Historically in American Congressional elections in years that the President is not running for re-election, the vote normally goes against the sitting President. Odds are that Republicans have a better chance to win than Democrats in this coming election. This election is not a mandate on Obama Administration policy on Israel; there are just too many issues at play to say so. Economy, health care, borders, oil spills that dwarf Katrina, and even "don't ask, but please feel free to tell."
Does America confront Iran for Israel or for its own needs? If Israel's needs were the motivating factor in that matter, then there would have been regime change in Tehran under President Bush, or the first year and a half of Obama. Therefore trading objectivity in the peace process with the Palestinian Arabs for greater support against Iran is an invalid proof of being pro Israel, as it is not for Israel's sake that America is either heeding Israel's advice regarding Iran or remaining aloof.
Military sales to the Middle East are no longer following a pure Israel foremost policy. Saudi Arabia and other countries of variable loyalty are being considered options by this Administration to proliferate advanced weapons to. This is perhaps a byproduct of the Administration's Iran containment first-before considering regime change policy. Whether or not that is true, it does nothing to prove friendship to Israel.

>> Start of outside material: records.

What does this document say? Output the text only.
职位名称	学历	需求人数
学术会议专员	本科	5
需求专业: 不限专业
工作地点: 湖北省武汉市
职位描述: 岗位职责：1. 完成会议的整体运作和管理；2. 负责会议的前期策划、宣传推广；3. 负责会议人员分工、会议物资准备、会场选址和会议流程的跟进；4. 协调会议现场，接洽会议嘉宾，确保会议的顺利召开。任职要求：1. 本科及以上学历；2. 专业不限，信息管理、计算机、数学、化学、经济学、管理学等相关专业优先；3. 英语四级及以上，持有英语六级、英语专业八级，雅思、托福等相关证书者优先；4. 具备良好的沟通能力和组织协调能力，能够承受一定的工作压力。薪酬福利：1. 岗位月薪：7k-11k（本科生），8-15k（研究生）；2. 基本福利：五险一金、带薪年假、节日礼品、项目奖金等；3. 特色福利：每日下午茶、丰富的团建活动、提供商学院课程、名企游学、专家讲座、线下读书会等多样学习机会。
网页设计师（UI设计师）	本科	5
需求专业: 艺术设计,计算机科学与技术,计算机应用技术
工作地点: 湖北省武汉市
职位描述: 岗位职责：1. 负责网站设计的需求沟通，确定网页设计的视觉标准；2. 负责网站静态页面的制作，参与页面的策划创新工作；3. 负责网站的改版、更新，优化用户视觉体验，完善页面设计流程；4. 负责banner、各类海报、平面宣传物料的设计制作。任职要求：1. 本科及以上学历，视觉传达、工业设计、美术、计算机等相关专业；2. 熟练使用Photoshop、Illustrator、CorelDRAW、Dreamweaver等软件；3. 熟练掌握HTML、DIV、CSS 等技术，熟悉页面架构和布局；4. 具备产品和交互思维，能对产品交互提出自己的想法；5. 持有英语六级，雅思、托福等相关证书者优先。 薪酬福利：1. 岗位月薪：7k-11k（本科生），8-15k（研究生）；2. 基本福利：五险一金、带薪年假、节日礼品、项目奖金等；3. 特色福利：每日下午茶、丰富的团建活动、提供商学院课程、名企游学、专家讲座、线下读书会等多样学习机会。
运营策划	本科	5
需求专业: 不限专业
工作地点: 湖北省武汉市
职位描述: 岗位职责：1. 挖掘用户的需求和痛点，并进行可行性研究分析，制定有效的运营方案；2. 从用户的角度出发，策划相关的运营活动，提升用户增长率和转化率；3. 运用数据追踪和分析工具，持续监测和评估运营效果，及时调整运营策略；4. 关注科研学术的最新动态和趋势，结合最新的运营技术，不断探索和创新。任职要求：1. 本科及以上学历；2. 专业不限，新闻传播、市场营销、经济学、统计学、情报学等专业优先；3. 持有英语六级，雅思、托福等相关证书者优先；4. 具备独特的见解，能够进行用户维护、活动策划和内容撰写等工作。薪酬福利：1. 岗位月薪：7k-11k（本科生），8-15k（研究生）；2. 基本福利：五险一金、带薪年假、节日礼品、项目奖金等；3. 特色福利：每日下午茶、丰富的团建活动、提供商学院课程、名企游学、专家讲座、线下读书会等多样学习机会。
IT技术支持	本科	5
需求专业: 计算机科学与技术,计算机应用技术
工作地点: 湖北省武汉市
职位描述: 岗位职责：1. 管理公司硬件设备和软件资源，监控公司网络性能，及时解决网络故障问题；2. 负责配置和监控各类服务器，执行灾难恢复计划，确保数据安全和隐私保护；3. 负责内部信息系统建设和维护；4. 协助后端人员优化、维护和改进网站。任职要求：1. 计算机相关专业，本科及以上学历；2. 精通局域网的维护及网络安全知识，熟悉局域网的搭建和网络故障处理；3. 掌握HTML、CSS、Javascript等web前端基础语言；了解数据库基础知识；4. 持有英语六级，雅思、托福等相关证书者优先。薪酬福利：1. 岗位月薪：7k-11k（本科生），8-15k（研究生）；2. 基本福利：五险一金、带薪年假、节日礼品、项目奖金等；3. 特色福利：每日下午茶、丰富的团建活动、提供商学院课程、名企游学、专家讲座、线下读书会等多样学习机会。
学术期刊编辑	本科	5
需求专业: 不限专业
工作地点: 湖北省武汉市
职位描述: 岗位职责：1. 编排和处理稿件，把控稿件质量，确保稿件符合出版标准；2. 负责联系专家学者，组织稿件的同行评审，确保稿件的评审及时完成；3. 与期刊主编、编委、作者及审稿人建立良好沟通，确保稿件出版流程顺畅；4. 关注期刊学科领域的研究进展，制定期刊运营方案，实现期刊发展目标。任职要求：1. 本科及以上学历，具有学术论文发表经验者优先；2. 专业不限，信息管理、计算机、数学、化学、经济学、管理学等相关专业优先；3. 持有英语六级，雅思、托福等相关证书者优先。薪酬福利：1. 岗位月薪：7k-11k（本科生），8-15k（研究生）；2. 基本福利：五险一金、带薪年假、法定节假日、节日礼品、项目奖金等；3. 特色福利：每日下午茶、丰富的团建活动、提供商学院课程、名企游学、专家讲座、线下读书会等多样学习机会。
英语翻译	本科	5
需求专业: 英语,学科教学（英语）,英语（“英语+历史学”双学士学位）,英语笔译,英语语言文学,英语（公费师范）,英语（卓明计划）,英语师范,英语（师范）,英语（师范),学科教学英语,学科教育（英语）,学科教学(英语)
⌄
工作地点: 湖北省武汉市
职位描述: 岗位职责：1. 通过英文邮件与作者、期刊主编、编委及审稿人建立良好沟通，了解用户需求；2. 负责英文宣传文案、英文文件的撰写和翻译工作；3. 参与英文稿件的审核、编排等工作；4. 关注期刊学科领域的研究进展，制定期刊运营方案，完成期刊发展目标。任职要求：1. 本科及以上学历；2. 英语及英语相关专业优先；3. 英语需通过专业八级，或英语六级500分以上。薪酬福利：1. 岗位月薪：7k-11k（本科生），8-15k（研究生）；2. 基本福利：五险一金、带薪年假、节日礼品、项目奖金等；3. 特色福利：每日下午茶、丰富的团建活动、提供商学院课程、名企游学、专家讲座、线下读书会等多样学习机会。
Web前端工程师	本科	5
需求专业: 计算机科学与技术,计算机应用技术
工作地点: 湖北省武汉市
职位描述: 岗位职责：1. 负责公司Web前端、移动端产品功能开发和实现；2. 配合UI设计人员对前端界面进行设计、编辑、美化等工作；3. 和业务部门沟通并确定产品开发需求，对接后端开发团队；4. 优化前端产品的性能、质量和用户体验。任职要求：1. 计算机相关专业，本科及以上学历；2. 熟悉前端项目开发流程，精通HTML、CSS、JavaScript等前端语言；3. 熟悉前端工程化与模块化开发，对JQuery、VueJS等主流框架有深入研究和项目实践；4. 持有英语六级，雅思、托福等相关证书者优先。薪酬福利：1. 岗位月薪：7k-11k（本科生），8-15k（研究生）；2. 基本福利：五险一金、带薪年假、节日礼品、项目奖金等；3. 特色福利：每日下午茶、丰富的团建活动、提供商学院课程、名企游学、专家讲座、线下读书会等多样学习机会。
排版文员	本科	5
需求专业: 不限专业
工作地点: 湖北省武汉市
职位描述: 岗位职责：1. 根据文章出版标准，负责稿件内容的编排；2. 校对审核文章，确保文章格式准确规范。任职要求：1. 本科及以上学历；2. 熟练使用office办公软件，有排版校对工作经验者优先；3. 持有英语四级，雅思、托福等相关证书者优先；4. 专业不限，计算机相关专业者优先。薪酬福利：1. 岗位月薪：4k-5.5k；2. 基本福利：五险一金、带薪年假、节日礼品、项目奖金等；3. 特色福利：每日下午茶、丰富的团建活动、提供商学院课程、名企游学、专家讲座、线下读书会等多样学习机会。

That means that the only criterion remaining by which to tell whether or not Obama is a friend to Israel is in the conflict between the belligerent Arabs and democratic Israel. The only ethical answer is in not ignoring the facts in the guise of pseudo objectivity, as President Carter had to in order to pursue his courtship with Hamas. You first must declare objective truths, then check to make sure that your policy follows it.
Is terrorism illegal or legitimate? Illegal? Then don't adulate to Hamas.
Is racism bad or legitimate? Bad? Then either say that Jews can build just like Arabs do, which I would agree with, or else nobody should build at all, which of course the PA would object to.
To be pro Israel, you merely have to be ethical and moral in your pursuit of peace. Then you'll be rewarded by being held in regard as if you actually cared about Israel.
To prove it, though, you may have to eventually apologize for past hypocritical and racist policies such as no Jewish building in Jerusalem. But that's an article for another day.